Segundo Youssouf, o estilo da marca resulta da fusão entre mundos, o urbano de Paris e o tradicional africano. Em criança, os pais levavam-no ao quartier africano Château Rouge/ Goute d’Or, no 18° arrondissement de Paris, para não perder o contacto com as raízes. Já mais velho, passou a explorar outras áreas de Paris, entrando em contacto com bairros mais jovens e hispters da cidade - como revela no site da marca.
 
As peças são feitas em Paris, geralmente em séries limitadas, dada a unicidade dos tecidos comprados no próprio bairro Château Rouge. A inspiração vem do universo do streetwear e desporto.
 
No Brasil, há vários estilistas a trabalharem as formas e os panos africanos e a levarem-nos para as passerelles das principais semanas de moda mundiais. Muitos desenhos representam figuras rupestres e muitos símbolos estão ligados a antigos provérbios da tradição oral, como acontece nos antigos panos angolanos que terão ido para o Brasil com angolanos trocados por índios brasileiros que preferiam suicidar-se, por honra, a serem escravizados nas suas terras (uns e outros).

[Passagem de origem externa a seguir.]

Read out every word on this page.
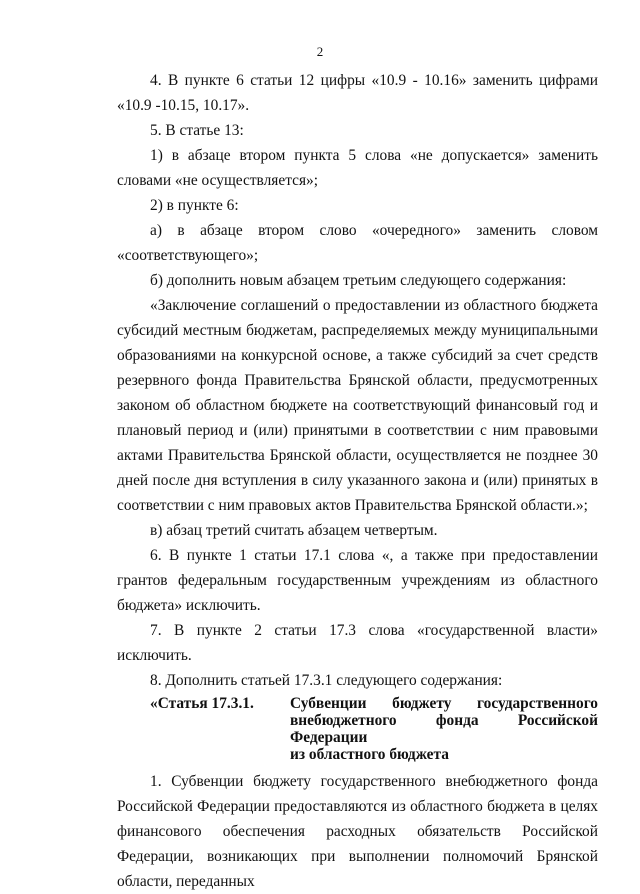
2

4. В пункте 6 статьи 12 цифры «10.9 - 10.16» заменить цифрами «10.9 -10.15, 10.17».

5. В статье 13:

1) в абзаце втором пункта 5 слова «не допускается» заменить словами «не осуществляется»;

2) в пункте 6:

а) в абзаце втором слово «очередного» заменить словом «соответствующего»;

б) дополнить новым абзацем третьим следующего содержания:

«Заключение соглашений о предоставлении из областного бюджета субсидий местным бюджетам, распределяемых между муниципальными образованиями на конкурсной основе, а также субсидий за счет средств резервного фонда Правительства Брянской области, предусмотренных законом об областном бюджете на соответствующий финансовый год и плановый период и (или) принятыми в соответствии с ним правовыми актами Правительства Брянской области, осуществляется не позднее 30 дней после дня вступления в силу указанного закона и (или) принятых в соответствии с ним правовых актов Правительства Брянской области.»;

в) абзац третий считать абзацем четвертым.

6. В пункте 1 статьи 17.1 слова «, а также при предоставлении грантов федеральным государственным учреждениям из областного бюджета» исключить.

7. В пункте 2 статьи 17.3 слова «государственной власти» исключить.

8. Дополнить статьей 17.3.1 следующего содержания:

«Статья 17.3.1.	Субвенции бюджету государственного
внебюджетного фонда Российской Федерации
из областного бюджета

1. Субвенции бюджету государственного внебюджетного фонда Российской Федерации предоставляются из областного бюджета в целях финансового обеспечения расходных обязательств Российской Федерации, возникающих при выполнении полномочий Брянской области, переданных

Daí que existam sensibilidades e elos culturais tão fortes entre estes países, no mapa desenhados frente a frente, e separados pelo oceano Atlântico.

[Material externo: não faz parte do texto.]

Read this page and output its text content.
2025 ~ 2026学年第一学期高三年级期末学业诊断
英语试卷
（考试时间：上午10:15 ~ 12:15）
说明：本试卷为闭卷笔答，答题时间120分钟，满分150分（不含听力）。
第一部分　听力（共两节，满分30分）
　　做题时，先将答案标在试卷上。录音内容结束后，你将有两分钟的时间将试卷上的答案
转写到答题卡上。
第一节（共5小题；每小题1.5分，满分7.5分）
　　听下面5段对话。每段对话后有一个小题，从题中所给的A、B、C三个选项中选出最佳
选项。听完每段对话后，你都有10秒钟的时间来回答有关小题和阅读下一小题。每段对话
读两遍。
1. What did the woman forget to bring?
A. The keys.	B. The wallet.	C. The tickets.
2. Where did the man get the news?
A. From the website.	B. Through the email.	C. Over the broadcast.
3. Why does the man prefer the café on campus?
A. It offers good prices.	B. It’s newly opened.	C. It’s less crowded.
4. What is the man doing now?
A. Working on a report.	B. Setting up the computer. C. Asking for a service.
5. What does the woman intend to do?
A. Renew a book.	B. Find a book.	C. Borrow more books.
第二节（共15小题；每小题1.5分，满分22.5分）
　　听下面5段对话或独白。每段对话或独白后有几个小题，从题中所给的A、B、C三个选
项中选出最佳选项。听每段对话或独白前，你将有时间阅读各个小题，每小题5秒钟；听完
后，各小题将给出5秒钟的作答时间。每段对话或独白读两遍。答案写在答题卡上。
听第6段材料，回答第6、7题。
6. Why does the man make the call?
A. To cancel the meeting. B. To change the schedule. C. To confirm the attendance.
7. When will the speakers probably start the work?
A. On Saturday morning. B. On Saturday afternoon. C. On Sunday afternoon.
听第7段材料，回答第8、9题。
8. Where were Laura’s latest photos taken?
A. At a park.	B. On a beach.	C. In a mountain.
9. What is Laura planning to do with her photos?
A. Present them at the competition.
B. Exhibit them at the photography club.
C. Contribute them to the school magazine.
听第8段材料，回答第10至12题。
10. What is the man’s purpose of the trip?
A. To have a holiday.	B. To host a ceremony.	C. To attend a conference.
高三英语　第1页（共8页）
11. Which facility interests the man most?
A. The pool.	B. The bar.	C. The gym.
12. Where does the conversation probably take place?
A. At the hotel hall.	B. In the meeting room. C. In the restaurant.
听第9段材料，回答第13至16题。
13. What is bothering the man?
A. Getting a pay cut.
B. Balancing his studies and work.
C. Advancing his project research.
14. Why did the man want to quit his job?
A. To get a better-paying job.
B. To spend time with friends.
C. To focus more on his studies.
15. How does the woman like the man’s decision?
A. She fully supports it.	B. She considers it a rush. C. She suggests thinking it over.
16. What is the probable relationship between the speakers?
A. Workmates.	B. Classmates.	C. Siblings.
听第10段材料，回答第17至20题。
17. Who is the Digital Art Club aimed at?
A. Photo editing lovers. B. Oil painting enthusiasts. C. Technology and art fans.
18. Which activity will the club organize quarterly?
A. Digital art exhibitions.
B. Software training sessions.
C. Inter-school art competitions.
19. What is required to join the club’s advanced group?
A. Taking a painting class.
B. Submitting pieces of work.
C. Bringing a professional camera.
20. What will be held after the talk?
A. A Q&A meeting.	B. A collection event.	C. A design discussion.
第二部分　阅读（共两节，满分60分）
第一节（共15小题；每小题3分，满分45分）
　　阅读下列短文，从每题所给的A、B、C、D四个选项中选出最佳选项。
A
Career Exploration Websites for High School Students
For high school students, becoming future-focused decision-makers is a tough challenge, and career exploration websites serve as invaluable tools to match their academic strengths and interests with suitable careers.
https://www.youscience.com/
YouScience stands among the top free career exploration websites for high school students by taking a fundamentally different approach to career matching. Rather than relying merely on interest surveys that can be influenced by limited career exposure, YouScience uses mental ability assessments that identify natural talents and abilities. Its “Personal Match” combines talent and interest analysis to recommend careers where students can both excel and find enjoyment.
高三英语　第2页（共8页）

Moda africana no Brasil - Facebook


A PRETA, no Lx Factory, em Lisboa, é a morada das capulanas africanas 100% de algodão, fabricadas na China, Gana, Holanda, Índia e Nigéria, e adquiridas em Moçambique, de onde a dona é natural. Esta é a primeira loja exclusiva de capulanas em Portugal que vende e ensina a usá-las.
 
Os panos africanos acompanham as mulheres no dia-a-dia, são usados como turbantes, vestidos, porta-bebés. E servem até a decoração. Na PRETA, as capulanas podem ser adquiridas em tecido ou em peças de roupa já criadas.
 
Já na rua das Taipas do Porto, a Tia Orlanda, reserva num cantinho do restaurante de cozinha moçambicana, um espaço para a arte e panos africanos claro.
 
Aliás, no Facebook e Instagram, não faltam páginas dedicadas à promoção e venda de panos africanos, no Bié e Luanda (Angola), Houston (EUA), Lisboa e Porto (Portugal), Paris (França), Rio de Janeiro e São Paulo (Brasil).

Basta pesquisar e encomendar online, uma vez que em todos estes países, o novo lema é "ficar em casa".